There had been one incident that had marred the day, but only for herself, and she had no intention of discussing the incident with Miss Pierce.
‘Everything went off beautifully,’ she said, putting to the back of her mind the moment during the evening celebrations when Mr Nibbs and Daniel Collins and Charlie Robson had been
grouped together nearby her, speculating as to the likelihood of war with Germany. Her father had approached them carrying a tray of drinks and as he did so the subject under discussion had
abruptly swung from speculation about German intent to the latest cricket scores.
Her father had been happily unaware that the conversation had been doctored for his benefit but she had been acutely aware of it. She had also been uncertain as to how she felt about it. The
most sensible way would have been to view it as being merely over-tactful, but the more she thought about her father’s friends feeling that such tact was necessary, the less she liked it. It
raised the suspicion that they were afraid of his taking Germany’s part, of perhaps even speaking in Hitler’s defence. It certainly meant they no longer thought of him as being one of
themselves.
‘And what about the little bridesmaid the bride was so worried about?’ Miss Pierce asked with genuine interest. ‘Did she behave herself?’
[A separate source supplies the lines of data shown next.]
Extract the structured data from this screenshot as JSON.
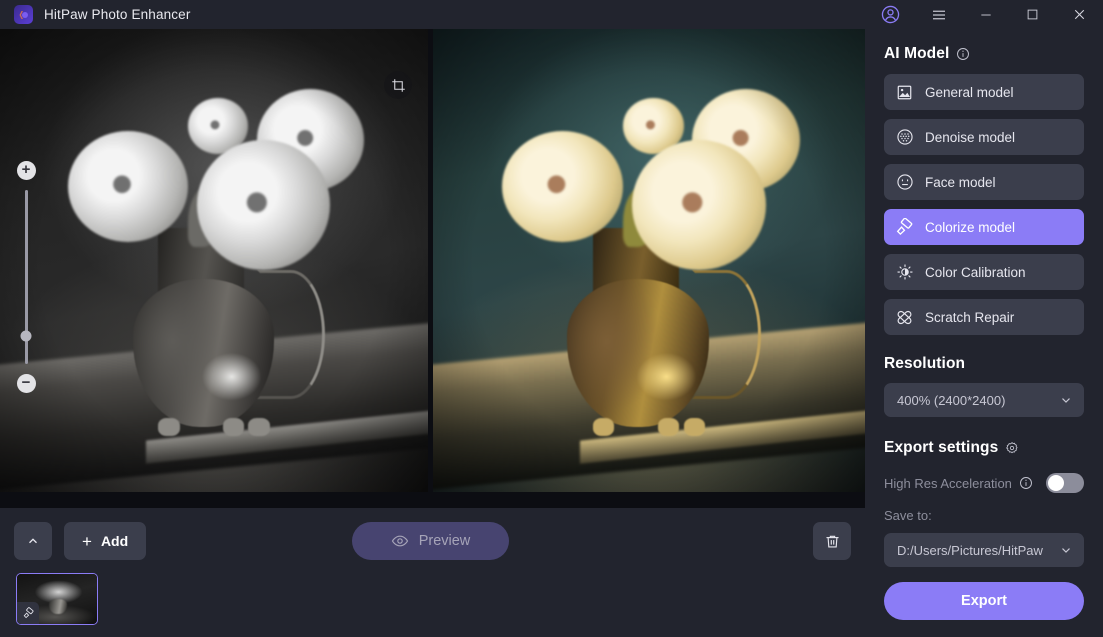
{
  "window": {
    "title": "HitPaw Photo Enhancer",
    "logo_icon": "hitpaw-logo-icon",
    "controls": [
      {
        "name": "account-button",
        "icon": "user-circle-icon"
      },
      {
        "name": "menu-button",
        "icon": "hamburger-menu-icon"
      },
      {
        "name": "minimize-button",
        "icon": "minimize-icon"
      },
      {
        "name": "maximize-button",
        "icon": "maximize-square-icon"
      },
      {
        "name": "close-button",
        "icon": "close-x-icon"
      }
    ]
  },
  "stage": {
    "original_label": "original-photo",
    "enhanced_label": "enhanced-photo",
    "crop_icon": "crop-icon",
    "zoom": {
      "zoom_in": "+",
      "zoom_out": "−",
      "handle_position_percent": 16
    }
  },
  "bottom_bar": {
    "collapse_icon": "chevron-up-icon",
    "add_label": "Add",
    "add_plus": "+",
    "preview_label": "Preview",
    "preview_icon": "eye-icon",
    "delete_icon": "trash-icon",
    "thumbnail": {
      "name": "thumbnail-original",
      "badge_icon": "colorize-roller-icon",
      "selected": true
    }
  },
  "right_panel": {
    "ai_model": {
      "title": "AI Model",
      "info_icon": "info-circle-icon",
      "models": [
        {
          "label": "General model",
          "icon": "picture-icon",
          "active": false
        },
        {
          "label": "Denoise model",
          "icon": "halftone-circle-icon",
          "active": false
        },
        {
          "label": "Face model",
          "icon": "face-icon",
          "active": false
        },
        {
          "label": "Colorize model",
          "icon": "colorize-roller-icon",
          "active": true
        },
        {
          "label": "Color Calibration",
          "icon": "half-sun-icon",
          "active": false
        },
        {
          "label": "Scratch Repair",
          "icon": "bandage-icon",
          "active": false
        }
      ]
    },
    "resolution": {
      "title": "Resolution",
      "selected": "400% (2400*2400)",
      "chevron_icon": "chevron-down-icon"
    },
    "export_settings": {
      "title": "Export settings",
      "gear_icon": "gear-icon",
      "high_res_label": "High Res Acceleration",
      "high_res_info_icon": "info-circle-icon",
      "high_res_enabled": false,
      "save_to_label": "Save to:",
      "save_to_path": "D:/Users/Pictures/HitPaw",
      "save_chevron_icon": "chevron-down-icon",
      "export_label": "Export"
    }
  },
  "colors": {
    "accent": "#8b7cf6",
    "panel": "#22242e",
    "control": "#3b3e4c",
    "canvas": "#0c0d12",
    "preview_disabled": "#474470",
    "muted_text": "#8d8e9c"
  }
}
Kate grinned. ‘At the precise moment Carrie was promising to love, honour and obey, Beryl asked the vicar if she could have an orange. Before she could be silenced she explained to him
that she’d been promised one if she was a good little girl and that she’d been a good little girl and was now hungry. It threw the vicar off his stroke rather and I’m sure the
bride could have murdered her, but it was the only time she put a foot wrong.’
‘And did she get her orange?’ Miss Pierce asked, highly entertained.
‘Her grandad gave her one the minute we all left the church. Neither her mother or grandmother were very pleased as she insisted on sucking at it all the time the photographs were being
taken.’
Miss Pierce’s smile of amusement deepened. The stiff demeanour that her colleagues found so intimidating masked shyness and she had never before come so near to forming a friendship with
another member of staff. That she was now doing so with a young woman twenty years her junior both surprised and pleased her.
‘What a wonderful day you must all have had,’ she said, carefully folding the greaseproof paper that had wrapped her home-made sandwiches and sliding it into the outer pocket of her
capacious handbag. ‘I almost feel as if I know some of your neighbours, especially Miss Helliwell, Miss Godfrey and Mrs Lomax.’